There’s a reason for that confidence: Mike Rodriguez has never gone to decision. For a fighter with over ten fights on his pro record, that’s fairly rare. Rodriguez attributes his 100% finishing rate to “training hard, and just going in with the mindset of me just beating this guy.”
“Obviously everybody goes in with that mind set,” he continued, “but I just go in with the mindset of ‘I want it more than he does.’ What is the fastest way I can get him out of there? And I always just try to be as accurate as possible. As accurate as possible with anything I do.” He doesn’t search for the knockout or the finish, “because that’s how you get finished. I always set them up, or they just come to me, they land it my lap and I’m like ‘ooh I’ll take it.'”
UFC 223 is primed to be a big night for Mike’s team also. Coach Joe Lauzon, who in the past has cornered Rodriguez, will be fighting as well. They’ll both have their own cornermen this time out. “If he wasn’t fighting, he’d definitely be in my corner.”
Rodriguez is entering a light heavyweight landscape currently in the midst of a massive overhaul. He sees the situation as “the perfect timing to be in that division. Right now, a lot of the top echelon guys are at the end of their careers,” he explained, “or they’re going off into the heavyweight division. I think it’s a perfect moment, and it’s a perfect moment for all of us newer guys coming in there. Because now the division is wide open, now we’re all trying to climb the mountain to get to the top.”
With Jon Jones out, Daniel Cormier fighting for the heavyweight title, and even Alexander Gustafsson flirting with a heavyweight run, it has left big opportunities in the 205lb class. And fighters like Shogun Rua are suddenly back in the mix. Rodriguez picked up on mention of Shogun immediately.
“Shogun would be a cool fight,” he suggested. “He’s one of the reasons I was inspired to get into the sport. Everyone’s always talking about the Forrest Griffin-Stephen Bonnar fight, the Ultimate Fighter fight. They’re always like ‘that was the fight that drew me in.'” For Rodriguez, however, there was another bout that got his attention early on.
“The fight that drew me in was Shogun and Little Nog,” he told Cageside Press. “I’d got suspended from school for fighting. I knocked this kid out. The teacher gave me some Pride DVDs to watch, he was like ‘dude you’ve got really good technique, you’re fast.
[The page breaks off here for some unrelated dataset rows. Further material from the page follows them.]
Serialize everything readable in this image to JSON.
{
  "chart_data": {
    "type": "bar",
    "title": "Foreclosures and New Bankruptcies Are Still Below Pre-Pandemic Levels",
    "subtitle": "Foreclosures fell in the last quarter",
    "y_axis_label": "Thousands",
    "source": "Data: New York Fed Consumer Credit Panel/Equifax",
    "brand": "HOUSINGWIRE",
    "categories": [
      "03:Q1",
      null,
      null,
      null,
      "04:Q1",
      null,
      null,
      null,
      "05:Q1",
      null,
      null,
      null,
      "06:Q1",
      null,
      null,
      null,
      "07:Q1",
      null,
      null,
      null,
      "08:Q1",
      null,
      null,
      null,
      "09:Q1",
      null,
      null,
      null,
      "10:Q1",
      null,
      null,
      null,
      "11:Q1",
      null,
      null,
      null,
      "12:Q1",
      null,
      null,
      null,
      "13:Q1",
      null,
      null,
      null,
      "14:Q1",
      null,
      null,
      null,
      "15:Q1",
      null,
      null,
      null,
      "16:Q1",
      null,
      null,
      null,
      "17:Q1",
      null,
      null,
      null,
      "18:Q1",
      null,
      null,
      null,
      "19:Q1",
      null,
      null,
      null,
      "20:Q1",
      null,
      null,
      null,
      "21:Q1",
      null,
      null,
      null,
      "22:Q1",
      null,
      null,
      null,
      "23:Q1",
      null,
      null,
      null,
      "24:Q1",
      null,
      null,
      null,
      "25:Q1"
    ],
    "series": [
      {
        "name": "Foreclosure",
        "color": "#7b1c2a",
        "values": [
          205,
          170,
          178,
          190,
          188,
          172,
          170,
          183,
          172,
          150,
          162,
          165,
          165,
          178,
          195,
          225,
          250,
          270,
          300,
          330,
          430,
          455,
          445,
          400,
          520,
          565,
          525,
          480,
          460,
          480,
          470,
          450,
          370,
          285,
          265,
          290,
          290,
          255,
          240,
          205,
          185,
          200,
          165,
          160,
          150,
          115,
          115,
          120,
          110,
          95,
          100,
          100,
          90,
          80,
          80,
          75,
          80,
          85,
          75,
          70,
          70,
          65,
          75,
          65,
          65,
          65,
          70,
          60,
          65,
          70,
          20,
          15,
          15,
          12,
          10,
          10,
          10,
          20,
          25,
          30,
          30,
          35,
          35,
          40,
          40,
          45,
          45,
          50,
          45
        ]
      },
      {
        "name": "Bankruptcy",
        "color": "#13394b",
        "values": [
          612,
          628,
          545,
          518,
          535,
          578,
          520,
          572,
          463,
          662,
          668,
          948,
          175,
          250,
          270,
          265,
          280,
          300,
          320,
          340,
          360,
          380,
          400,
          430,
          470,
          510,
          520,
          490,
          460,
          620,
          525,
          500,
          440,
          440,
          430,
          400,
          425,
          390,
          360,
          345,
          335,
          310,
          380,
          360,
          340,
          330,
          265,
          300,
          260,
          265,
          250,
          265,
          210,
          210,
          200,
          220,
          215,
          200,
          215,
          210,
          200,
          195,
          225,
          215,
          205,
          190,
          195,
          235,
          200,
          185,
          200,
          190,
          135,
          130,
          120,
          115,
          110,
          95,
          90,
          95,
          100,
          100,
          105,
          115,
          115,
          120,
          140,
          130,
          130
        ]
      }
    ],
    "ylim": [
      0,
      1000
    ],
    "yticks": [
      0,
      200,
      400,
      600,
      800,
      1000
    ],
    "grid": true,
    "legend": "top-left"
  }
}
Here, take these Pride DVDs, watch them.'” That likely changed the course of his life. “They just opened my eyes. I was like ‘woah this is crazy.’ One of them was the fight with Shogun and Little Nog. I just kept watching it and watching it and watching it. That was the fight that drew me in.” The Wanderlei vs. Cro-Cop fight was another favorite.
Rodriguez, who told us he’d ever be a teacher or professional gamer if he wasn’t fighting, now has a chance to create his own memories in the world’s largest MMA promotion. That opportunity starts on Saturday at UFC 223 in Brooklyn at the Barclay’s Center.